"Antes tarde do que nunca", diz Dilma sobre afastamento de Cunha

Compartilhar

 

 
 

A presidenta Dilma Rousseff comentou, nesta quinta-feira (5), o afastamento do deputado Eduardo Cunha (PMDB-RJ) por decisão do Supremo Tribunal Federal (STF). Para Dilma, o afastamento de Cunha se deu “antes tarde do que nunca”.

“A única coisa que eu lamento, mas falo, antes tarde do que nunca, é que infelizmente ele conseguiu presidir, na cara de pau, o lamentável processo na Câmara”, afirmou, durante inauguração da usina hidrelétrica de Belo Monte, em Vitória do Xingu (PA).

A presidenta afirma que o impeachment é um claro desvio de poder de Eduardo Cunha. “Ele usa seu cargo para se vingar de nós, porque não nos curvamos às chantagens dele”, ressaltou.

Dilma voltou a afirmar que o processo de impeachment não tem base legal e que é, na verdade, uma eleição indireta. Ela destacou, ainda, que só a democracia respeita os direitos do povo. “Por isso temos de afirmar em alto e bom som que a democracia é o lado certo da historia. Não haverá perdão da história para os golpistas”, completou.

A petista destacou que está sendo punida pela sua escolha de ficar do lado dos mais pobres e afirmou que o grande juiz do País é o povo brasileiro, por meio do voto secreto.

“Eu quero dizer que tenho orgulho das escolhas que fiz. Investi no desenvolvimento de todas as regiões do País, dando ênfase àquelas que mais precisavam, o Norte e o Nordeste. Escolhi priorizar os interesses do povo mais pobre.
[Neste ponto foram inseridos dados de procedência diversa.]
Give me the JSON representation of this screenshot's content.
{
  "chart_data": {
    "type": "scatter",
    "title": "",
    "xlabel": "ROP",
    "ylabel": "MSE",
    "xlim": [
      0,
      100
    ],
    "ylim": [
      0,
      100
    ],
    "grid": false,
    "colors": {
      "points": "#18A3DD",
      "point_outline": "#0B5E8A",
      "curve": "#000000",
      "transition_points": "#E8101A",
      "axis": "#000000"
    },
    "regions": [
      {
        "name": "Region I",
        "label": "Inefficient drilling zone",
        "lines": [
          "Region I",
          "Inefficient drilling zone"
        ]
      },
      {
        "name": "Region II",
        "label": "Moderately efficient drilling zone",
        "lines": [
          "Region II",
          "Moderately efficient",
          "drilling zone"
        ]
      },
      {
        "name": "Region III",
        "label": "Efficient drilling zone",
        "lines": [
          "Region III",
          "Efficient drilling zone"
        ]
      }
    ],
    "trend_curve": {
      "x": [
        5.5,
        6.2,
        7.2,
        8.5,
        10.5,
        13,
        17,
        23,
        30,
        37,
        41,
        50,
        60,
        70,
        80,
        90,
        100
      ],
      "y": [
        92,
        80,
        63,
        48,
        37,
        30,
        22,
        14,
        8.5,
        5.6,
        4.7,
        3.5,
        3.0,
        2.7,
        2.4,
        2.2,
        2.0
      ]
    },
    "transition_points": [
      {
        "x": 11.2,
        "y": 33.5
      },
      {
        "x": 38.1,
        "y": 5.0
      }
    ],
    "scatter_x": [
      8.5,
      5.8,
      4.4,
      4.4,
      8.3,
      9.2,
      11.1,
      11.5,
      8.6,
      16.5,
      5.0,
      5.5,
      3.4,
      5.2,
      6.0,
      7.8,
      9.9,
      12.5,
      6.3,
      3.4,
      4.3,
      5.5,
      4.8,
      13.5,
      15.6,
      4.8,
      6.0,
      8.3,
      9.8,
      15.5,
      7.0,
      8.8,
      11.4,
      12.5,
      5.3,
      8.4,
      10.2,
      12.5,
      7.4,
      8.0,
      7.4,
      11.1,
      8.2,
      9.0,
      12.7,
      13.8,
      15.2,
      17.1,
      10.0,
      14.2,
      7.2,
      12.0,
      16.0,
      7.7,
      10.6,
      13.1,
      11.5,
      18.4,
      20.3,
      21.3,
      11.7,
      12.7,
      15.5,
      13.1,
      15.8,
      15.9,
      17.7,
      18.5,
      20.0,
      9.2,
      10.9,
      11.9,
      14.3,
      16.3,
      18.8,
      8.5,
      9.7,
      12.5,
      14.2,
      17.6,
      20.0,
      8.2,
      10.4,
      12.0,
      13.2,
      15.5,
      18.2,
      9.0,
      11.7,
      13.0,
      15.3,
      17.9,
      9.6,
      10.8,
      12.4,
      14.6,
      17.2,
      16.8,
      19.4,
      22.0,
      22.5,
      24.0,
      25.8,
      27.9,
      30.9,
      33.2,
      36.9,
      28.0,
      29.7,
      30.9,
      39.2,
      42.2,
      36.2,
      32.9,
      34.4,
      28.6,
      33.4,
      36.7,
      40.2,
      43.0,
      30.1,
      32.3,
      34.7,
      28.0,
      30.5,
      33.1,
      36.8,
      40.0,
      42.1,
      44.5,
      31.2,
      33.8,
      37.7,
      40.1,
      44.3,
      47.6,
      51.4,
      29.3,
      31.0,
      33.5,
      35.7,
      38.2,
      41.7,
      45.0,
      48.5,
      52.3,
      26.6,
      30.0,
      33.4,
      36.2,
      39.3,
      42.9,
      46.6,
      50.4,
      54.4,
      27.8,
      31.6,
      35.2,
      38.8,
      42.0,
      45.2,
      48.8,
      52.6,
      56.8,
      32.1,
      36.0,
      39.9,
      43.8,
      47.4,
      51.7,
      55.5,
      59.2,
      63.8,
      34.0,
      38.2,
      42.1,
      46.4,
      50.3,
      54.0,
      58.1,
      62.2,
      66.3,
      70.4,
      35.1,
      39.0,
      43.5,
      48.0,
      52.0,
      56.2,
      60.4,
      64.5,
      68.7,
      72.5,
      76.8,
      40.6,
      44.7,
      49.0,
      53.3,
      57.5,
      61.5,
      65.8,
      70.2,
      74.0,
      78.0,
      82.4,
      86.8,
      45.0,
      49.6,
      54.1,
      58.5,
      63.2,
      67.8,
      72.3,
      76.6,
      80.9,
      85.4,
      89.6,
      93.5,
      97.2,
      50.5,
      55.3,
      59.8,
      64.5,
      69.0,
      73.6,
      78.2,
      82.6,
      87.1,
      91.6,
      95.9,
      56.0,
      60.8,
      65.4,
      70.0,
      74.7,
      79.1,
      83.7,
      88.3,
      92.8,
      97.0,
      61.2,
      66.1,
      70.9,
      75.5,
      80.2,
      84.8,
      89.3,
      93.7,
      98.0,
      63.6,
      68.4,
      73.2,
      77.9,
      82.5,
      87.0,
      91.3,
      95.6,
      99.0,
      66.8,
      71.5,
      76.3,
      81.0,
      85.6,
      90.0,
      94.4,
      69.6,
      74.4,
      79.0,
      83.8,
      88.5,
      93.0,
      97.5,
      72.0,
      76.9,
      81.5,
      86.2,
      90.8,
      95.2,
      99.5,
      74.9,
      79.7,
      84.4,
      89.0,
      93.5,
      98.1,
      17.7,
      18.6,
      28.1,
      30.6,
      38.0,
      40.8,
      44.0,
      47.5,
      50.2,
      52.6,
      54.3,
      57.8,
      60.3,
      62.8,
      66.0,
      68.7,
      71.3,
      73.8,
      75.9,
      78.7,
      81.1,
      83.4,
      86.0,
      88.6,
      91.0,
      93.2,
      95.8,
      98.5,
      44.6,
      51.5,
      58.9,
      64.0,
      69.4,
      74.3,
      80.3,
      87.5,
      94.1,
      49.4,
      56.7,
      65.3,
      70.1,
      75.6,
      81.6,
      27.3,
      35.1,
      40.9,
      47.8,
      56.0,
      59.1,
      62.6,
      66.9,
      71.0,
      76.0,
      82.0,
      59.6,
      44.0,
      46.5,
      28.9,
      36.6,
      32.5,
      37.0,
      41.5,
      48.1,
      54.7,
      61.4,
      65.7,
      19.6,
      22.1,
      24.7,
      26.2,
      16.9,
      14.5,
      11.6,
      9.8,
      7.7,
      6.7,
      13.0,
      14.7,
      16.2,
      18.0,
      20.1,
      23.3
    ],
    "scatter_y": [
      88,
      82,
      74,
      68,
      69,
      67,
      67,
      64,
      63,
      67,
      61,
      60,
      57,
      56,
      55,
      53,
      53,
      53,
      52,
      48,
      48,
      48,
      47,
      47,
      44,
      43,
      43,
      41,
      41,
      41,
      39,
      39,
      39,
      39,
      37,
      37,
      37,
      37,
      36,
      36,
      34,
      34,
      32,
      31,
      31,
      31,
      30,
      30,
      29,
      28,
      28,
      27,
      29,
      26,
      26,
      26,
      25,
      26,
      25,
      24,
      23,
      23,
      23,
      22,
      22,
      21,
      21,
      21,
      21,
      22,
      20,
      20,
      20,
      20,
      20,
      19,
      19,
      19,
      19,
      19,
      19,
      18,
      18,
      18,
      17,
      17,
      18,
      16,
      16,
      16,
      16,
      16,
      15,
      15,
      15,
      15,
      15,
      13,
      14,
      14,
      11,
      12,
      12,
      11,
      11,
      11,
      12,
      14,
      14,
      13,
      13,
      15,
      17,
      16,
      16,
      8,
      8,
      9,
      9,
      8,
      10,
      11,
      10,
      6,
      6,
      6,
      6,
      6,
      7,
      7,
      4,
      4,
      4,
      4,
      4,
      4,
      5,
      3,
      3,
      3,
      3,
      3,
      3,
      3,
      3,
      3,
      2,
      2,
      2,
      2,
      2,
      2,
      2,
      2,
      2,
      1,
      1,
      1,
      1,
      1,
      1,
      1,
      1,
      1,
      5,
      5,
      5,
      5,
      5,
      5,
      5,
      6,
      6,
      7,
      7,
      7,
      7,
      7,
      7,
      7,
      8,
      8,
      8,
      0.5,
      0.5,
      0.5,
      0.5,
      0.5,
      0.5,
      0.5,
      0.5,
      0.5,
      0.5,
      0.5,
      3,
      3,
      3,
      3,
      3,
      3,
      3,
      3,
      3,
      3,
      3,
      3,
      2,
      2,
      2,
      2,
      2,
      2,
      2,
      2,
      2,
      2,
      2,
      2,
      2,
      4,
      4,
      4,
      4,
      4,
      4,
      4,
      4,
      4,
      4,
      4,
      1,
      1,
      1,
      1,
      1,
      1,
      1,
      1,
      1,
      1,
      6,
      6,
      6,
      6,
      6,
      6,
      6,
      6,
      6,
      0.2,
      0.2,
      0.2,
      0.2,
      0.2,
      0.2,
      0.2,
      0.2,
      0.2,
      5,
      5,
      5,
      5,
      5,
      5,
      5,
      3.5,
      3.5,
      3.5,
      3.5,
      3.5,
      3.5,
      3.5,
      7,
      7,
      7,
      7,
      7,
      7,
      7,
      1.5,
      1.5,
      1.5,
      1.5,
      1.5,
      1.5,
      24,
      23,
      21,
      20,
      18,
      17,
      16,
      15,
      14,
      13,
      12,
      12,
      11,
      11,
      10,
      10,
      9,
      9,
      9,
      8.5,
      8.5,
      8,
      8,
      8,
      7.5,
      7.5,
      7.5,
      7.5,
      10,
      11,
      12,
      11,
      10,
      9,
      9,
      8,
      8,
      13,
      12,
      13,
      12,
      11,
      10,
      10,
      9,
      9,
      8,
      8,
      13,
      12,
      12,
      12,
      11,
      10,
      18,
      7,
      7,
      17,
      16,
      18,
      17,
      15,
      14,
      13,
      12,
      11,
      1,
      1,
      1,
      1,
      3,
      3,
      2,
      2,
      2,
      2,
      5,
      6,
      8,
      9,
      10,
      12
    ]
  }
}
Minha Casa Minha Vida, Bolsa Família, Fies, ProUni, Pronatec, que aqui teve grande aceitação”, disse.

Por isso, a presidenta questionou a proposta de reduzir o Bolsa Família para 5% da população mais pobre do Brasil, projeto que o vice-presidente Michel Temer (PMDB) pretende colocar em prática caso Dilma seja afastada do cargo.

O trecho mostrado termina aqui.